At the sound of his voice she started up, and clasping his arm with her
trembling fingers, to arrest his progress, looked affrightedly into his
seared and listless countenance. As she thus gazed on him she appeared
for the first time to recognise him. Fear and astonishment mingled in
her expression with grief and despair as she sunk at his feet, moaning
in tones of piercing entreaty--
'O Ulpius!--if Ulpius you are--have pity on me and take me to my father!
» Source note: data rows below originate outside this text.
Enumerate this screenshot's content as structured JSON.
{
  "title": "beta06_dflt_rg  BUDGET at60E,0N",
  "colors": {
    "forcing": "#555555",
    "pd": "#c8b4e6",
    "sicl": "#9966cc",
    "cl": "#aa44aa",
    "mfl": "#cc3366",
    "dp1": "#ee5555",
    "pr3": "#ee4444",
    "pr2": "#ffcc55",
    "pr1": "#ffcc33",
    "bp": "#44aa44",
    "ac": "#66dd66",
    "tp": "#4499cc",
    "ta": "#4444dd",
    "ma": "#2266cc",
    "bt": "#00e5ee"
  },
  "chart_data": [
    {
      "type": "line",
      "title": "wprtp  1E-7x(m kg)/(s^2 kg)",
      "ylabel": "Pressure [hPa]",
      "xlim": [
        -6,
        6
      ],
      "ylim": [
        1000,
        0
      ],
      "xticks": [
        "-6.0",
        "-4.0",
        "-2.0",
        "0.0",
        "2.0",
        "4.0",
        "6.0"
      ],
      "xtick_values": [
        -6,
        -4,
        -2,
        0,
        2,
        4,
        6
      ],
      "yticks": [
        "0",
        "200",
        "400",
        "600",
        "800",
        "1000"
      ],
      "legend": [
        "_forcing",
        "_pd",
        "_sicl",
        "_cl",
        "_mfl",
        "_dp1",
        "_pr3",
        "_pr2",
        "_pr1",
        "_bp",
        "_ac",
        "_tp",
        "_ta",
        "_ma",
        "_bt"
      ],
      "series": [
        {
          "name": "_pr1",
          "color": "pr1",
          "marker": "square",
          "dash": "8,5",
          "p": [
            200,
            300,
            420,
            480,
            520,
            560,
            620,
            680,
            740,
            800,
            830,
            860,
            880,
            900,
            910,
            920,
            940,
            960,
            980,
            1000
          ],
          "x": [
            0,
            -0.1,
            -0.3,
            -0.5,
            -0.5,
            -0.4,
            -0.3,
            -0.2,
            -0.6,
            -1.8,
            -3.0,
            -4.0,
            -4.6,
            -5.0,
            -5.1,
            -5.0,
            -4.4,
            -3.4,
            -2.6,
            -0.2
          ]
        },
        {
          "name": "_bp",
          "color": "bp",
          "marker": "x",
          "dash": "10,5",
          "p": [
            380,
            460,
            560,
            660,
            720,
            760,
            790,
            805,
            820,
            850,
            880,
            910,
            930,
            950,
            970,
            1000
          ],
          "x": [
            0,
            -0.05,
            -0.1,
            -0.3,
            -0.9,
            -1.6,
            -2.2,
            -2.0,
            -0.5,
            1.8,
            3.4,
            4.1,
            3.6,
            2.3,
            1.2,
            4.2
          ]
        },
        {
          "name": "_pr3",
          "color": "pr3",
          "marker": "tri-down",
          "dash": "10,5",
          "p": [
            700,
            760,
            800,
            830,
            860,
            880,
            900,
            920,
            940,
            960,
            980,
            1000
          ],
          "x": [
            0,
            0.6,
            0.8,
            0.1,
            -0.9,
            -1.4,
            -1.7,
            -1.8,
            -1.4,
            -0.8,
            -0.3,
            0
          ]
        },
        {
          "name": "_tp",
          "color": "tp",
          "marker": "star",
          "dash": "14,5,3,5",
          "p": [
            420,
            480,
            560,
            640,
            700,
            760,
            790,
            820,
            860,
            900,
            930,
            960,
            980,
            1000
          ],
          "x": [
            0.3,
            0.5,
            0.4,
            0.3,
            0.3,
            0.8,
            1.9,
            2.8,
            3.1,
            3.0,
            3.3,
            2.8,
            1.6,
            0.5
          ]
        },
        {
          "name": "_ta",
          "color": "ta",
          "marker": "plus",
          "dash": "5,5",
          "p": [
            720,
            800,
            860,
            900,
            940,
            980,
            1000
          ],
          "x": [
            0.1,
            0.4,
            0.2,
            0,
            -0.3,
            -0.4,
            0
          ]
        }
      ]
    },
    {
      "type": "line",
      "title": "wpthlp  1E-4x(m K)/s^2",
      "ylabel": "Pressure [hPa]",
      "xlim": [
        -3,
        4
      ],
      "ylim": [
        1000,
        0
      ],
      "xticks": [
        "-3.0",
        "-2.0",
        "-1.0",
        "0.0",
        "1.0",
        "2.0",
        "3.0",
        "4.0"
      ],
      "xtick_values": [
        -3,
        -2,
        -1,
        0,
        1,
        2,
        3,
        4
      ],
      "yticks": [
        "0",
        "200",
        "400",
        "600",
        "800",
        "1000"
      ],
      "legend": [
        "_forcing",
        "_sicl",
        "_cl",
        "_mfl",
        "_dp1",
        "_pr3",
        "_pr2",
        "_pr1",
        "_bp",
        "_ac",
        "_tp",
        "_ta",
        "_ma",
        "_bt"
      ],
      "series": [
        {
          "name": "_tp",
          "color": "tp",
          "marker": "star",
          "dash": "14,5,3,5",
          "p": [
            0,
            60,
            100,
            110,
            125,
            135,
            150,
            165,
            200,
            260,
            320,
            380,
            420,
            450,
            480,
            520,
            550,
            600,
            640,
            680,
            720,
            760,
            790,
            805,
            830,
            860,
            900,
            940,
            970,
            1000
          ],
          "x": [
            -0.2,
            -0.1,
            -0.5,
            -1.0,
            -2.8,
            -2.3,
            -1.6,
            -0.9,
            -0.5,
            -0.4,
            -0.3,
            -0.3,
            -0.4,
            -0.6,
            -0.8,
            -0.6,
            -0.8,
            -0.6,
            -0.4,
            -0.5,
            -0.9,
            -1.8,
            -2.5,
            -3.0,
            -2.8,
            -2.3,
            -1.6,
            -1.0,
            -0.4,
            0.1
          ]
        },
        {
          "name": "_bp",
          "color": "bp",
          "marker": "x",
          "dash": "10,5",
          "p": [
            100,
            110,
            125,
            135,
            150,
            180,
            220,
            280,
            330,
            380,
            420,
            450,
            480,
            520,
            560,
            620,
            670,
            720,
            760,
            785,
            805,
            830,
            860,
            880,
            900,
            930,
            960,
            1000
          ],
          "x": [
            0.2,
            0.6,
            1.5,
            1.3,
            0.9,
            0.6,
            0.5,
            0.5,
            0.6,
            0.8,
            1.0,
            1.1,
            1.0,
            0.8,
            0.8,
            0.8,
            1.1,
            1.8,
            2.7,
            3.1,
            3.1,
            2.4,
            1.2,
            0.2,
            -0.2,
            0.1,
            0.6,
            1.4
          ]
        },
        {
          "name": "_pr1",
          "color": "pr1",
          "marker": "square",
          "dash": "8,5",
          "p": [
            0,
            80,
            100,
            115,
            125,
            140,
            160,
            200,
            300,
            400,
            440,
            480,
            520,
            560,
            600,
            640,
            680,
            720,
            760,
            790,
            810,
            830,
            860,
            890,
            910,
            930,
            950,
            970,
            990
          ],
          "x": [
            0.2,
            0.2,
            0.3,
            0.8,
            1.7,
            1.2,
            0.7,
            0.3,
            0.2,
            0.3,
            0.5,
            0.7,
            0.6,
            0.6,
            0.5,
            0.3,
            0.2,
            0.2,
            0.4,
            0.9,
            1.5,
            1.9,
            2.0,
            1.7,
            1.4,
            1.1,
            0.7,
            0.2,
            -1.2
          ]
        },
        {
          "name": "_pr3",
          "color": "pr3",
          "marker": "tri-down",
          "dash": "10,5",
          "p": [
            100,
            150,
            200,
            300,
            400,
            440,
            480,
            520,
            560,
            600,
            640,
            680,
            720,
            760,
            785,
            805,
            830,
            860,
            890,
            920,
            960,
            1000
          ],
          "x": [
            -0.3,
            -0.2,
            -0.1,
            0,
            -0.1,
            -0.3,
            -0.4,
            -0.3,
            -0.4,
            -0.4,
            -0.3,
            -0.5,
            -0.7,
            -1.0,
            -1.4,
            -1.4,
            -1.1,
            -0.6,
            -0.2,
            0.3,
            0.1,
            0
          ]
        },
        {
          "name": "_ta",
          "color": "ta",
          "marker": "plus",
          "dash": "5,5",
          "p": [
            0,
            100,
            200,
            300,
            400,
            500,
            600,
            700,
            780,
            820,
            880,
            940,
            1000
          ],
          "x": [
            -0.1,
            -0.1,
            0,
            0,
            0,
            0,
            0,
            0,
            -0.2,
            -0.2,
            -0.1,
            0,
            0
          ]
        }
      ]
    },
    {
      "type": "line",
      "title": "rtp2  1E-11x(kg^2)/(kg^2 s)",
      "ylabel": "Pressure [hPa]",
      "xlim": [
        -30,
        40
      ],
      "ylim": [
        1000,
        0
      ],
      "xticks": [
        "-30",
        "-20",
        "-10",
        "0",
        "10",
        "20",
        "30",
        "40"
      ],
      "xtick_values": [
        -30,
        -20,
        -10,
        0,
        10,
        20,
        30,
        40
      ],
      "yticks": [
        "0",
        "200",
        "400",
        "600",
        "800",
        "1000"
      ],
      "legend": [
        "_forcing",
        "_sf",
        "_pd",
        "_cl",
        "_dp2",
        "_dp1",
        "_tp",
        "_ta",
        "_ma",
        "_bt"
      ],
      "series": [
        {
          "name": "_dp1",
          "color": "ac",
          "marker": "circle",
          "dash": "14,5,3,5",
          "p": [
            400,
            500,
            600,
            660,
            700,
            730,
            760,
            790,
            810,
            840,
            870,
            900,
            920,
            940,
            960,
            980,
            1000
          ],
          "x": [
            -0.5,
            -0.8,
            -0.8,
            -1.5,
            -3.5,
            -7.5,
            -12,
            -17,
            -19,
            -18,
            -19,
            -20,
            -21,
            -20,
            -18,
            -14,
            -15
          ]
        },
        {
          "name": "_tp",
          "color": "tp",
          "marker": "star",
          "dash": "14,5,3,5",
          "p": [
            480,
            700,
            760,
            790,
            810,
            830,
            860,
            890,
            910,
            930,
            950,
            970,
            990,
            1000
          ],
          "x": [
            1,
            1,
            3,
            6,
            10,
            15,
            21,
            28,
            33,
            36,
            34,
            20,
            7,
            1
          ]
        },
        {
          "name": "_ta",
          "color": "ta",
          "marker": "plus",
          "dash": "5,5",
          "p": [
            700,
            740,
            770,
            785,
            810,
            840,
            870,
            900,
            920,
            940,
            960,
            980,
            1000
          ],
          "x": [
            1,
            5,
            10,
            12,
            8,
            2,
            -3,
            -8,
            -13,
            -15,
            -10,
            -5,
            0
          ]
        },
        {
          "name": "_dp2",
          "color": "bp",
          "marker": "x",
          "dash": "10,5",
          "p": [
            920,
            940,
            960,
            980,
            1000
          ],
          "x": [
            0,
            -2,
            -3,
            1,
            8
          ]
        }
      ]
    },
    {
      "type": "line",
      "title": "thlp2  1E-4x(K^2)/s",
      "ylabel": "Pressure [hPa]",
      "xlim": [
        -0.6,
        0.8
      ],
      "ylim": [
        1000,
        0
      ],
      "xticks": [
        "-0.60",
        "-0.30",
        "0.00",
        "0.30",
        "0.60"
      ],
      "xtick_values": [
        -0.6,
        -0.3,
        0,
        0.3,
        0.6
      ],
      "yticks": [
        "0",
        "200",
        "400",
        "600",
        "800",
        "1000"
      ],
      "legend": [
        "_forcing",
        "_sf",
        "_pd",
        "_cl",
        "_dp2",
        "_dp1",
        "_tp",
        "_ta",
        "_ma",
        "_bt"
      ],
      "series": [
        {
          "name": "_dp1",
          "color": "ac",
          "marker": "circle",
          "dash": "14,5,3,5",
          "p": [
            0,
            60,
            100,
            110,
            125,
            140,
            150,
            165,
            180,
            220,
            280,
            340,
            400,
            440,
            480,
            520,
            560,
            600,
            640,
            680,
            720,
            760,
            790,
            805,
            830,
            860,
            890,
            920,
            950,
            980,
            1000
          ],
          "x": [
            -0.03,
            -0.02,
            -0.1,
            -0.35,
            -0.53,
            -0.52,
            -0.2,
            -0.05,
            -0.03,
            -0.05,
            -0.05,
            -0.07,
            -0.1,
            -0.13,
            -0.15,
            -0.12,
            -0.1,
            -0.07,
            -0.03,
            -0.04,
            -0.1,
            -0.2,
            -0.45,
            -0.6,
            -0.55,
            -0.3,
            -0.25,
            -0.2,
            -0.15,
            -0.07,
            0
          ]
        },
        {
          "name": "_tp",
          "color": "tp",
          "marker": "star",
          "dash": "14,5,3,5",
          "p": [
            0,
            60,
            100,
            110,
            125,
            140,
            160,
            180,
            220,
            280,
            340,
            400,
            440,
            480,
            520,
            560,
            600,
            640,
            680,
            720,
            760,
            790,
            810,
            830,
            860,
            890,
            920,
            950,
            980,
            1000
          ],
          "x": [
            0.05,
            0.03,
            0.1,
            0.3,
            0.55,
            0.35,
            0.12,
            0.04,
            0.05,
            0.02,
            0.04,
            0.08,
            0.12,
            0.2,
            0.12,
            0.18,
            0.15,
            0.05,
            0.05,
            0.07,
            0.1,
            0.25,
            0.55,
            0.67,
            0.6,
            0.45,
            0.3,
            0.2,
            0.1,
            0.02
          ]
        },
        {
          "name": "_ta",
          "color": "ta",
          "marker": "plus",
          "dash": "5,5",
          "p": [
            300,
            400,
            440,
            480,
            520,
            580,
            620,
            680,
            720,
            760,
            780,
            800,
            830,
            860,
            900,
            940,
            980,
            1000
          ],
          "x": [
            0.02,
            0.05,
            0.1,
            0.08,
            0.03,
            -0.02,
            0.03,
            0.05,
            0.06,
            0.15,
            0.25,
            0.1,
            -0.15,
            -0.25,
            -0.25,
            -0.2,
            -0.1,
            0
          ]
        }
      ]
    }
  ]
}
My father! my father! In all the lonely world there is nothing left to
me but my father!'
'Why do you weep to me about your broken lute?' answered Ulpius, with a
dull, unmeaning smile; 'it was not I that destroyed it!'
'They have slain him!' she shrieked distractedly, heedless of the
Pagan's reply. 'I saw them draw their swords on him! See, his blood is
on me--me!--Antonina, whom he protected and loved! Look there; that is
a grave--his grave--I know it! I have never seen him since; he is
down--down there! under the flowers I grew to gather for him! They slew
him; and when I knew it not, they have buried him!--or you--you have
buried him! You have hidden him under the cold garden earth! He is
gone!--Ah, gone, gone--for ever gone!'
And she flung herself again with reckless violence on the grave.